I first got into photography around 2003/2004 when I picked up a little 1.3MP camera on eBay. I started taking it everywhere and quickly outgrew it, so my first job in the US was as a dishwasher at a country club and I saved up for a Canon Digital Rebel, and then I started taking THAT everywhere.
What camera(s) do you prefer to use?
I currently use a Nikon D810, but everything before December 2017 was either shot on a D5300 or a D3400.
Could you describe a bit about the type of photography you pursue?
Usually, when I go out to shoot I’m looking for really harsh light and deep shadows, whether it’s a 20ft shadow of a person crossing the street or a weird shape a shadow makes against a wall, that’s what excites me at the moment.

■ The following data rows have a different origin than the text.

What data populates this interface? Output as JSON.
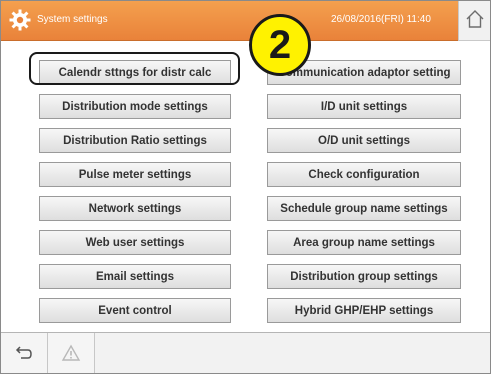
{
  "header": {
    "title": "System settings",
    "datetime": "26/08/2016(FRI) 11:40",
    "icons": [
      "gear-icon",
      "home-icon"
    ],
    "accent_color": "#e9823a"
  },
  "callout": {
    "number": "2",
    "color": "#fff200"
  },
  "buttons_left": [
    "Calendr sttngs for distr calc",
    "Distribution mode settings",
    "Distribution Ratio settings",
    "Pulse meter settings",
    "Network settings",
    "Web user settings",
    "Email settings",
    "Event control"
  ],
  "buttons_right": [
    "Communication adaptor setting",
    "I/D unit settings",
    "O/D unit settings",
    "Check configuration",
    "Schedule group name settings",
    "Area group name settings",
    "Distribution group settings",
    "Hybrid GHP/EHP settings"
  ],
  "footer": {
    "icons": [
      "back-icon",
      "warning-icon"
    ]
  }
}
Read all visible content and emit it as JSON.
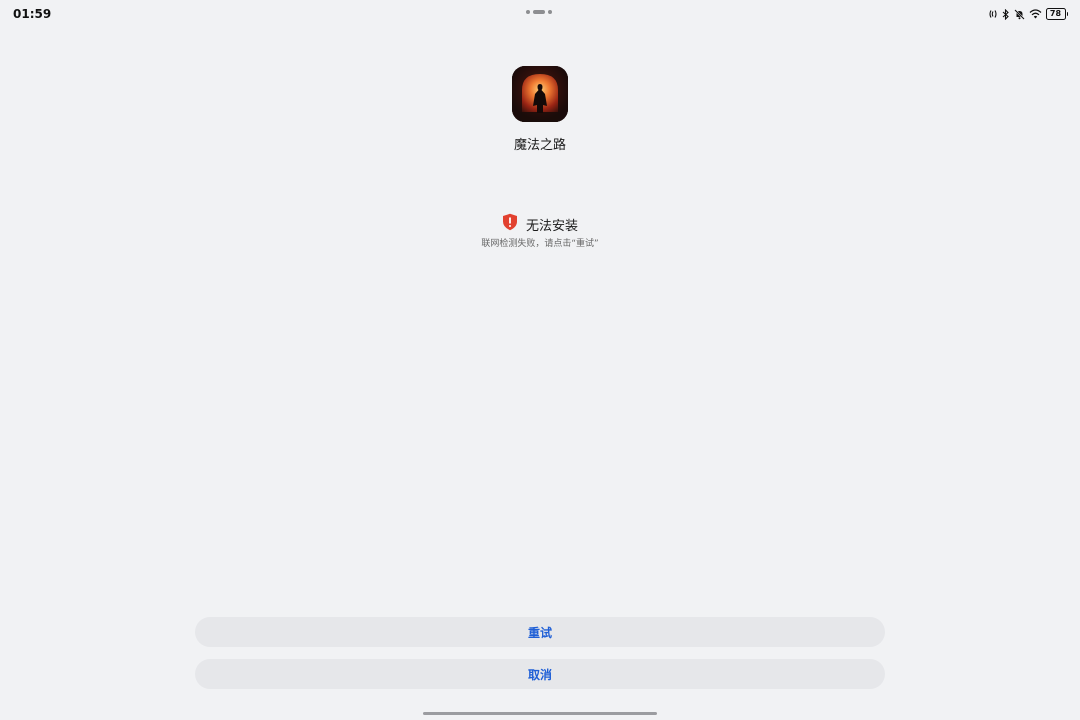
{
  "status_bar": {
    "time": "01:59",
    "battery_level": "78",
    "icons": [
      "nfc-icon",
      "bluetooth-icon",
      "bell-off-icon",
      "wifi-icon",
      "battery-icon"
    ]
  },
  "app": {
    "name": "魔法之路",
    "icon": "app-icon"
  },
  "error": {
    "icon": "shield-alert-icon",
    "title": "无法安装",
    "description": "联网检测失败，请点击“重试”",
    "color": "#e2412f"
  },
  "actions": {
    "retry_label": "重试",
    "cancel_label": "取消",
    "accent": "#1f5fd6"
  }
}
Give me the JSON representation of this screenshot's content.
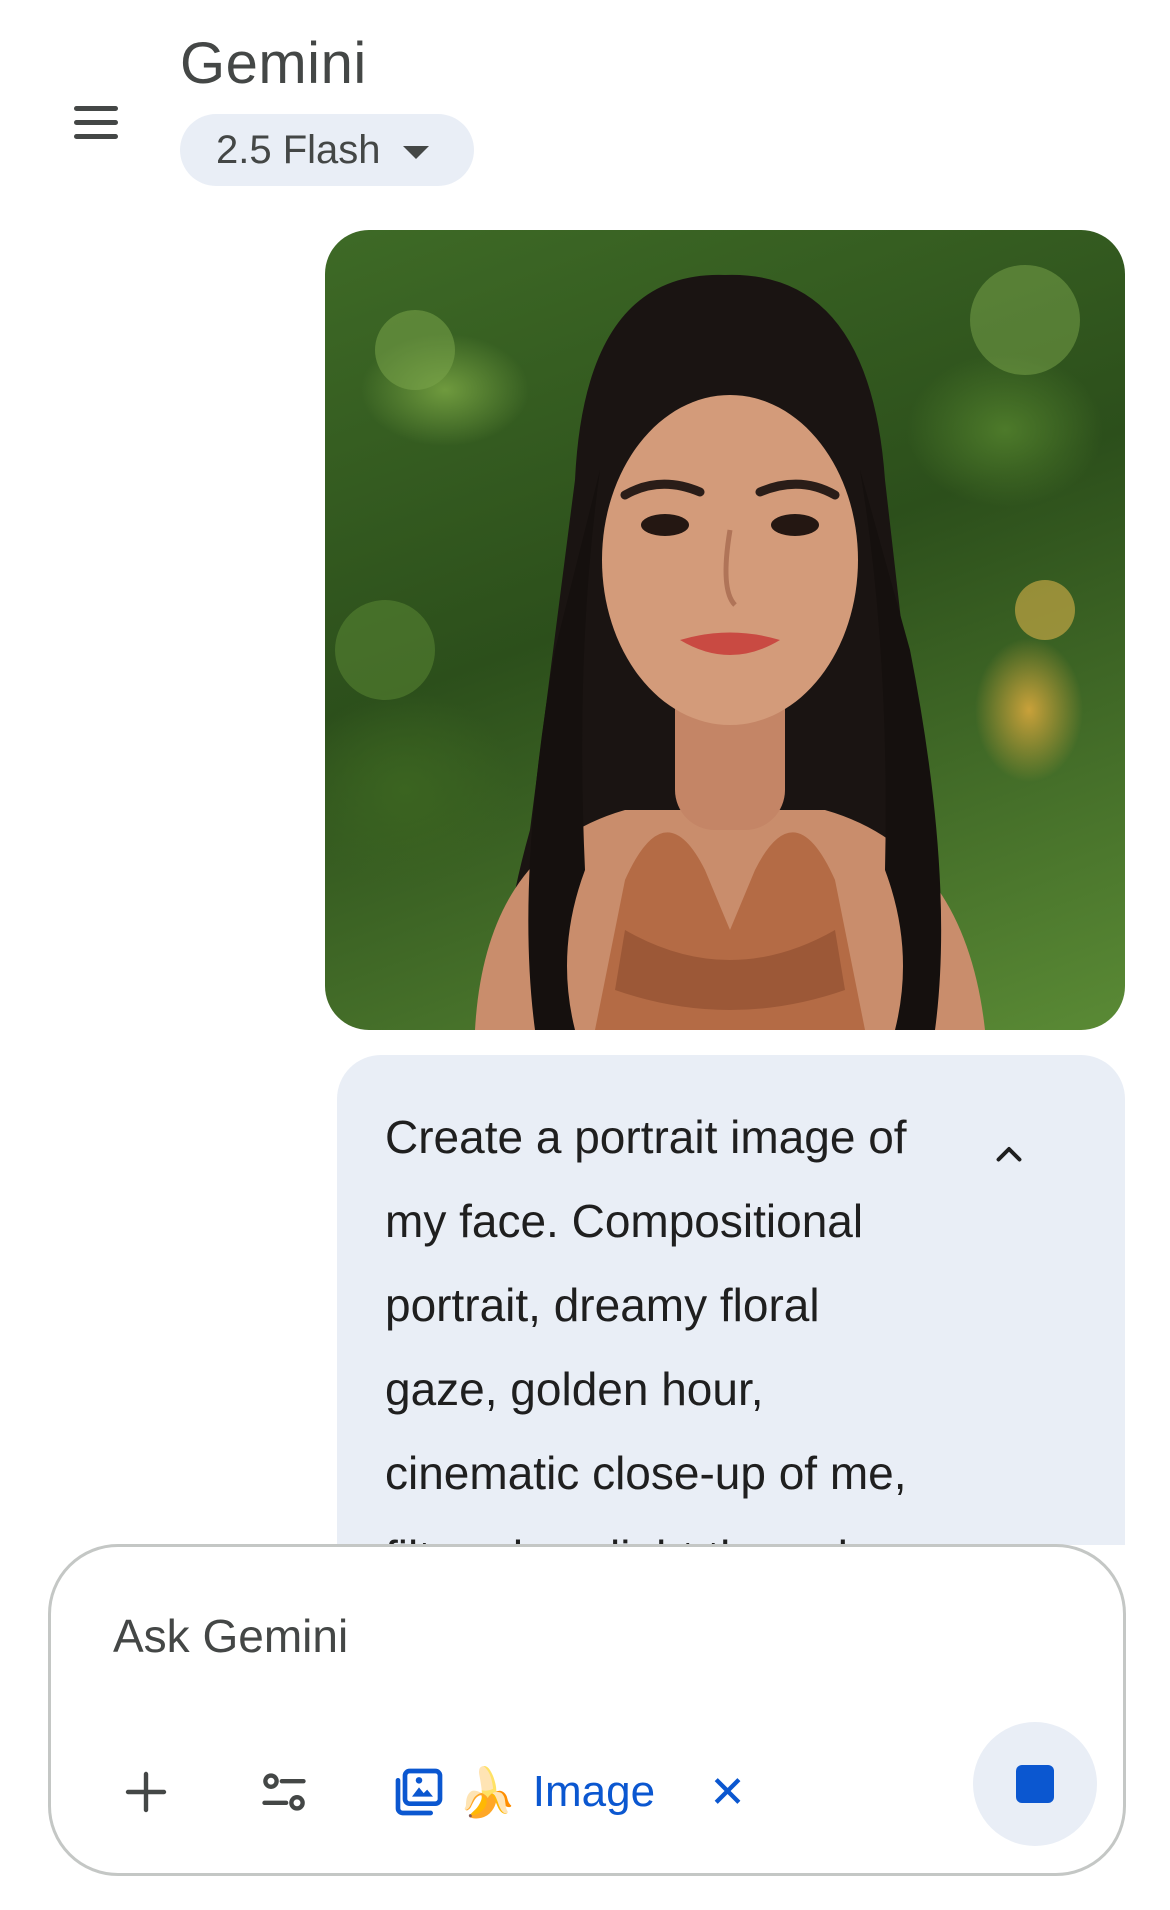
{
  "header": {
    "title": "Gemini",
    "model_label": "2.5 Flash",
    "menu_icon": "hamburger-menu-icon",
    "model_caret_icon": "caret-down-icon"
  },
  "conversation": {
    "uploaded_image": {
      "kind": "user-uploaded-photo"
    },
    "prompt": {
      "text_lines": [
        "Create a portrait image of",
        "my face. Compositional",
        "portrait, dreamy floral",
        "gaze, golden hour,",
        "cinematic close-up of me,",
        "filtered sunlight through"
      ],
      "collapse_icon": "chevron-up-icon"
    }
  },
  "composer": {
    "placeholder": "Ask Gemini",
    "add_icon": "plus-icon",
    "tools_icon": "tools-sliders-icon",
    "image_tool": {
      "icon": "image-gallery-icon",
      "emoji": "🍌",
      "label": "Image",
      "close_icon": "close-icon"
    },
    "stop_icon": "stop-icon"
  },
  "colors": {
    "accent": "#0b57d0",
    "chip_bg": "#e9eef6",
    "text": "#1f1f1f",
    "muted": "#444746"
  }
}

What inspired you to pursue photography?
The posterity of it. Being able to stop time and keep receipts of mundane minuscule moments that, a lot of times, I’m the only person on the planet to see. That’s pretty special.
What is your greatest source of inspiration?
That changes regularly. It could be a movie or another photographer or a museum or a book or a show or how the light hits a wall at a certain time of day, but I try to take in different art styles as much as possible.
What photographers influenced your work?
I’m not sure if I’ve been directly influenced by specific photographers, but I’ve been influenced by styles and eras like silent movies, film noir, the early 19th century, anything dark and atmospheric and ominous I’m instantly drawn to, and Chicago has a lot of spots that work well with those. I found out about Ray Metzker after I’d gotten into black and white light/shadows, but our styles are so similar it looks like I’ve straight up copied his style.
How would you describe your aesthetic?
Right now I’d say it’s something like Black and white found-light/shadow photography.
What is the most significant project you have worked on? Where did you find inspiration to pursue it?
I did a project for VSCO and Apple in November to help launch Apple’s new store in downtown Chicago. I gave a talk about my background and my photography and then did a panel with a couple of other photographers, and it was the most difficult thing I’ve had to do. I hate talking in front people, but I prepared and it went great. I knew that if I didn’t do it and just let my fear win out, I would’ve regretted it for a long time, and that was enough of a motivator to go through with it.
Are there any photography projects you are currently pursuing or would like to pursue?
At the moment I’m organizing pop-up art shows in the NW side of Chicago, I’m hanging some work here next week, I’m doing a zine soon, and I’m hoping that in the next year I can open a studio here.
What general process do you undergo to produce your work?
I shoot in RAW, usually underexposing when I’m direct light so that it deepens the darks and shadows, and when I edit my photos I use Lightroom. I don’t do anything too fancy, mostly just converting to black and white, and then adjusting the shadows, highlights, whites, blacks, and exposure a little, and some spot removal of distractions if needed.